Main Article Content
This study employed the use of various newly developed seismic data processing techniques, which had not been available as at the time (1986) of acquisition of the regional 2D marine seismic data (TRV 434) of part of Taranaki Basin, New Zealand, to reprocess the data in order to improve the volume as well as the quality of subsurface information derivable from the data which remain one of the vital sources of information for the preliminary insight for petroleum prospect evaluation of the basin. The reprocessing operations attenuated various unwanted signals associated with the seismic data, F – K transform filter filtered out low frequency noise including swell noise, while other noise types embedded in the seismic data were attenuated using Time Variant Omsby-Bandpass filters. Predictive deconvolution attenuated water bottom multiples as well as other periodic unwanted signals. True amplitude recovery technique restored lost reflection energies and made deeper reflections visible. Post and Pre-Stack Time Kirchhoff migration (PSTM) techniques appropriately repositioned dipping reflection events to their appropriate locations in time and space.
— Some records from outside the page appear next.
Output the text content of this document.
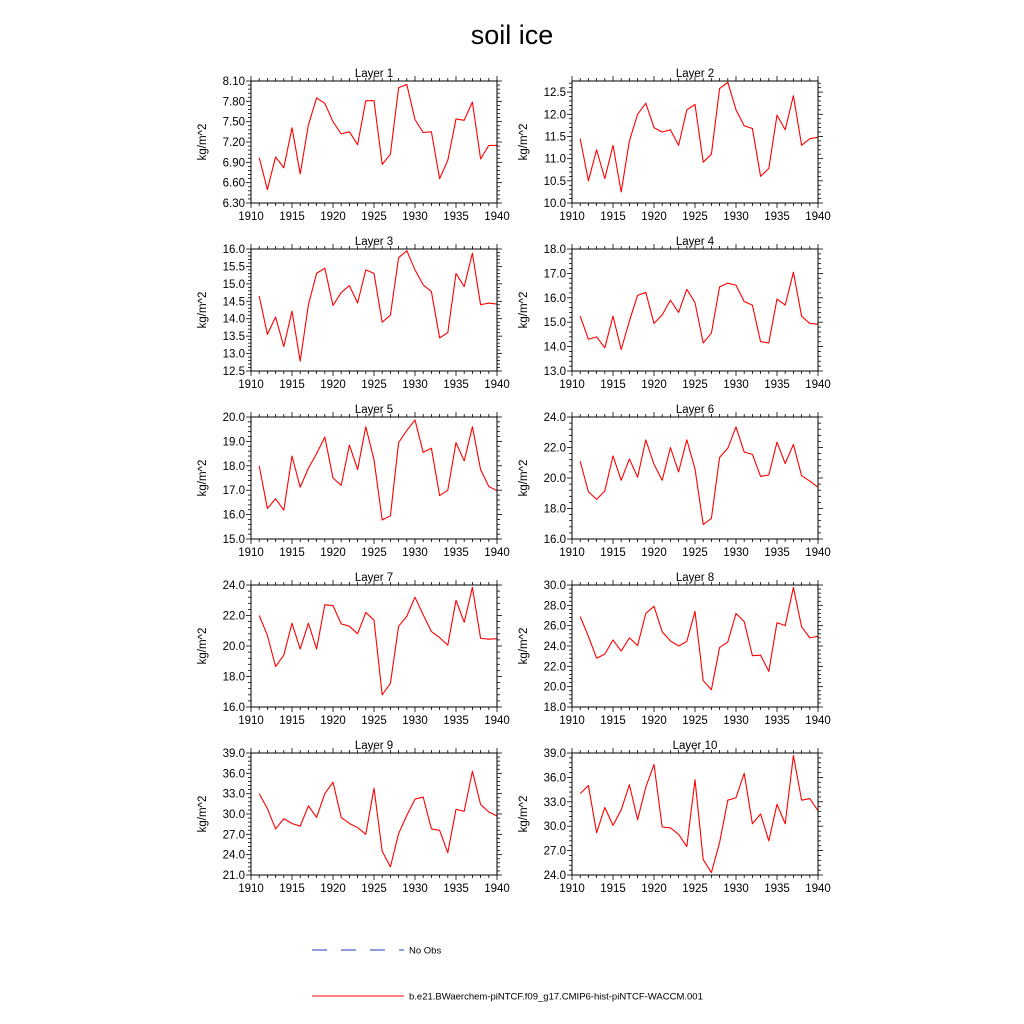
soil ice
Layer 1
kg/m^2
1910 1915 1920 1925 1930 1935 1940
6.30
6.60
6.90
7.20
7.50
7.80
8.10
Layer 2
kg/m^2
1910 1915 1920 1925 1930 1935 1940
10.0
10.5
11.0
11.5
12.0
12.5
Layer 3
kg/m^2
1910 1915 1920 1925 1930 1935 1940
12.5
13.0
13.5
14.0
14.5
15.0
15.5
16.0
Layer 4
kg/m^2
1910 1915 1920 1925 1930 1935 1940
13.0
14.0
15.0
16.0
17.0
18.0
Layer 5
kg/m^2
1910 1915 1920 1925 1930 1935 1940
15.0
16.0
17.0
18.0
19.0
20.0
Layer 6
kg/m^2
1910 1915 1920 1925 1930 1935 1940
16.0
18.0
20.0
22.0
24.0
Layer 7
kg/m^2
1910 1915 1920 1925 1930 1935 1940
16.0
18.0
20.0
22.0
24.0
Layer 8
kg/m^2
1910 1915 1920 1925 1930 1935 1940
18.0
20.0
22.0
24.0
26.0
28.0
30.0
Layer 9
kg/m^2
1910 1915 1920 1925 1930 1935 1940
21.0
24.0
27.0
30.0
33.0
36.0
39.0
Layer 10
kg/m^2
1910 1915 1920 1925 1930 1935 1940
24.0
27.0
30.0
33.0
36.0
39.0
No Obs
b.e21.BWaerchem-piNTCF.f09_g17.CMIP6-hist-piNTCF-WACCM.001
Diffraction curves were collapsed to improve data resolution of both the shallow and deep reflection events. The reprocessing activities generally increased the illuminating strength of the TRV 434 marine seismic data to image the subsurface of the surveyed part of Taranaki Basin, which presented complex subsurface geology in terms of structures and rock association.
Keywords: Kirchhoff migration; Omsby-Bandpass filters; Swell noise; Taranaki Basin; Velocity analysis.